Eileen McCann was in for a shock when she rang up her motor car insurance company recently, in order to inform them they had erroneously recorded her marital status as married on her impending insurance renewal. The insurer promptly thanked her for informing them of the inaccuracy, and then informed her that her car insurance rates would now be £56 higher than before – all because she was single.
A confused Miss McCann was told that single women are a greater accident risk than married ones, which necessitated an addition to her premium price. The woman, who had been with the insurer for several years, had been incredulous, especially since all her correspondence from the insurer had always come addressed as Miss McCann, indicating that the insurer was aware of her marital status.
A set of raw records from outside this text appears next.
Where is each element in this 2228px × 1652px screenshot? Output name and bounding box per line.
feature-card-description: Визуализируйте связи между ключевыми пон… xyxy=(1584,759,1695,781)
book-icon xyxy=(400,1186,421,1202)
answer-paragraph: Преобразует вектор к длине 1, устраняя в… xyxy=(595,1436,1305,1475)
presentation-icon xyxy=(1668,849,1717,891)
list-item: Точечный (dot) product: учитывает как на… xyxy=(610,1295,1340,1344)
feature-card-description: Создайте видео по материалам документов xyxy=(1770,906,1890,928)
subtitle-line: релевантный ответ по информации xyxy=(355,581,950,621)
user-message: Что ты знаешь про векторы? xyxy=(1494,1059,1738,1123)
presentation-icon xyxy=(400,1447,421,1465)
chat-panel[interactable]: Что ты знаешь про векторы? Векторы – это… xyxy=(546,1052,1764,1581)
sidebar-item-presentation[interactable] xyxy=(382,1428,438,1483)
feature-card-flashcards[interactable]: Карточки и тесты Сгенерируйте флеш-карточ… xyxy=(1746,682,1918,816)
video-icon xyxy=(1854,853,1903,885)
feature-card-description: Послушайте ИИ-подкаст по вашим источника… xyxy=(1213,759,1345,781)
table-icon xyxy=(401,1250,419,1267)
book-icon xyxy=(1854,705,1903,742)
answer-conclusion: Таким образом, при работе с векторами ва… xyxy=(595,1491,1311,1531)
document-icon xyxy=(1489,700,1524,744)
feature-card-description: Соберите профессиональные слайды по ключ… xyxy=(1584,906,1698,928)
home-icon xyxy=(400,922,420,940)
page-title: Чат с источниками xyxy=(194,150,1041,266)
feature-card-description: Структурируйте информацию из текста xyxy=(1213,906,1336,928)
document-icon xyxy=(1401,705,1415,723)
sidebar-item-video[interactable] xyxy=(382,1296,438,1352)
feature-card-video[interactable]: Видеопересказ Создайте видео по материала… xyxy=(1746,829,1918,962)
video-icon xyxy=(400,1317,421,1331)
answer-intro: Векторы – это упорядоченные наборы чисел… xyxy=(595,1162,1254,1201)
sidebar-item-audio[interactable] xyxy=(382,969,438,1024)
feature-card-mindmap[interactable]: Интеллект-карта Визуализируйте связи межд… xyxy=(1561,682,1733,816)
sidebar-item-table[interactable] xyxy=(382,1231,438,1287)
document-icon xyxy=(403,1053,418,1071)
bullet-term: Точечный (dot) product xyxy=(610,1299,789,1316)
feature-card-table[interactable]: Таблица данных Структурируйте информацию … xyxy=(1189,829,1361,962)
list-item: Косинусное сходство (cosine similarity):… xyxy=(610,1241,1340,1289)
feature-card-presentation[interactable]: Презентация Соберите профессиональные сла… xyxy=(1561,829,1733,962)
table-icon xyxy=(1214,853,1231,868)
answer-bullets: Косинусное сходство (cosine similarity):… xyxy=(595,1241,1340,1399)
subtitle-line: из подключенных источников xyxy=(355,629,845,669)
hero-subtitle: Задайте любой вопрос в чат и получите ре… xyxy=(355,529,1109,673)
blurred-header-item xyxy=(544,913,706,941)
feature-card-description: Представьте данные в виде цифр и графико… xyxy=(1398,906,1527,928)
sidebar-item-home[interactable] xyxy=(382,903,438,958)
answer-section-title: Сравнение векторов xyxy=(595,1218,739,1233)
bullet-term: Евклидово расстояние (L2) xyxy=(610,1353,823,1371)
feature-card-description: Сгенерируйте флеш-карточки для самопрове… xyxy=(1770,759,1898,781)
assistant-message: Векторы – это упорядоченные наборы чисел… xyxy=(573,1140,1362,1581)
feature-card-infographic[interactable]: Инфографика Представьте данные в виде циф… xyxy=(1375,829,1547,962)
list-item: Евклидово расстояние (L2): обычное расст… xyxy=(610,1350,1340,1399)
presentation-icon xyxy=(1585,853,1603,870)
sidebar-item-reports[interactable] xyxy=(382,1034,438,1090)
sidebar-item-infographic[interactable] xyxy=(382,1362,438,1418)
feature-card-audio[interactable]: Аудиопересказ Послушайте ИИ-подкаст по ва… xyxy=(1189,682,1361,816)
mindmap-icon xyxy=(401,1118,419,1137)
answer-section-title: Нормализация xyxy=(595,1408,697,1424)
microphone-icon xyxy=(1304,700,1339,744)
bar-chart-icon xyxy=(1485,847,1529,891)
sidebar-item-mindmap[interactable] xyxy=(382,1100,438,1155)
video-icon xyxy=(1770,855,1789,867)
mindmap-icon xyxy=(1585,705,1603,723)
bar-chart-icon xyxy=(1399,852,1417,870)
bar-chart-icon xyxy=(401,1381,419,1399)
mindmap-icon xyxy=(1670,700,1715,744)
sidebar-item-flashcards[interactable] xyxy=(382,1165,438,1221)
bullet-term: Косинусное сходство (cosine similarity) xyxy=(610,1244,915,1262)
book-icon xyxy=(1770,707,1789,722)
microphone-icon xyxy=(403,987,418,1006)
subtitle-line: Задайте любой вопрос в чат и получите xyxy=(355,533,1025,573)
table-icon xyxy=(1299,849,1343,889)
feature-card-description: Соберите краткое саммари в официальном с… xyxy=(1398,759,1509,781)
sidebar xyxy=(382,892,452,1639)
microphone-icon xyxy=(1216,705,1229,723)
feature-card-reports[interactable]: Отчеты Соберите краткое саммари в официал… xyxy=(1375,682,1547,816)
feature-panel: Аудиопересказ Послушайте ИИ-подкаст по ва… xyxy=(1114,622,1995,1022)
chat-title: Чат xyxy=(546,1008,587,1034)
Miss McCann rang her insurer back some time later to re-check, and faced confirmation from another staff member. Having been told it was because her policy was underwritten by Aviva, who penalised single women drivers, she telephoned them directly only to be told that Aviva’s practices were nothing of the sort.
Claiming that her insurer is being discriminatory towards her, Miss McCann expressed her desire to learn how many other women may have inaccurate policies. This is especially dangerous because any misrepresentation on a policy could lead the insurer to invalidate it in the event of an accident, leaving the woman uninsured and in very deep trouble.
Miss McCann’s insurer released a statement in which it said that the insurance industry’s standard practices are to consider a policy holder’s marital status in calculating premium prices.